If you are relying on a claim of decreased range of motion, you must submit proof of the Plaintiff’s actual range of motion and compare it with the normal range of motion. Conclusory opinions of “decreased range of motion” will not be sufficient to raise issues of fact as to serious injury. Also, keep in mind that you may need to establish objective deficiencies, such as decreased range of motion, to meet the threshold. Courts have repeatedly held that proof of a herniated disc, without objective tests, is insufficient to meet the threshold.

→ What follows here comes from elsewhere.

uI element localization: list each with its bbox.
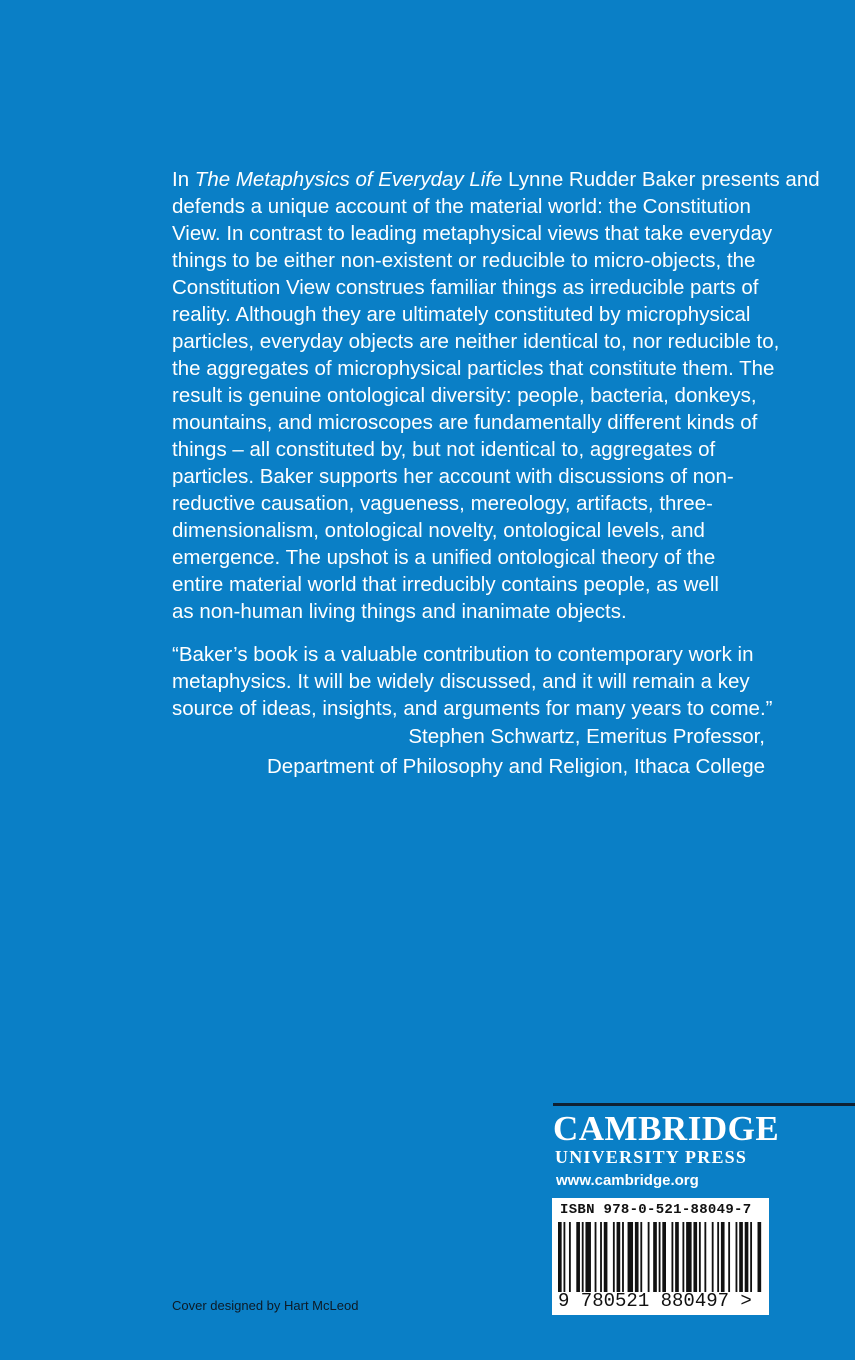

Plaintiff’s subjective complaints of pain, without any objective medical evidence in support, are insufficient to establish a serious injury. Accordingly, (in back and neck cases) you can expect Plaintiff to submit proof of objective findings of decreased range of motion, muscle spasms, etc. If you can, point out where Plaintiff’s complaints are merely “subjective”. Further, argue that some limitations are so “mild, minor or slight” that they do not constitute a threshold injury. As stated above, an MRI showing herniated discs (without more) will not meet the threshold.
(5) Medical Records Must be Certified
Proof submitted in support of summary judgment motion, or in opposition thereto, must be in admissible form. Specifically, movant for summary judgment on the issue of serious injury threshold may not rely on unsworn medical records in support of his/her motion.
Certify your medical records. This is difficult to do last minute, so get the certification with your initial medical requests. Also, be aware that a defendant may rely on any records which have been provided by Plaintiff and/or Plaintiff’s counsel without the requirement that these records be certified.
Also, note that some Courts have recognized that a defendant moving for summary judgment may submit unsworn medical reports and records of the plaintiff’s physicians to demonstrate a lack of serious injury. However, when the defendant does so, he/she “opens the door” for the plaintiff to rely on the same unsworn or unaffirmed reports and records in opposition of the motion.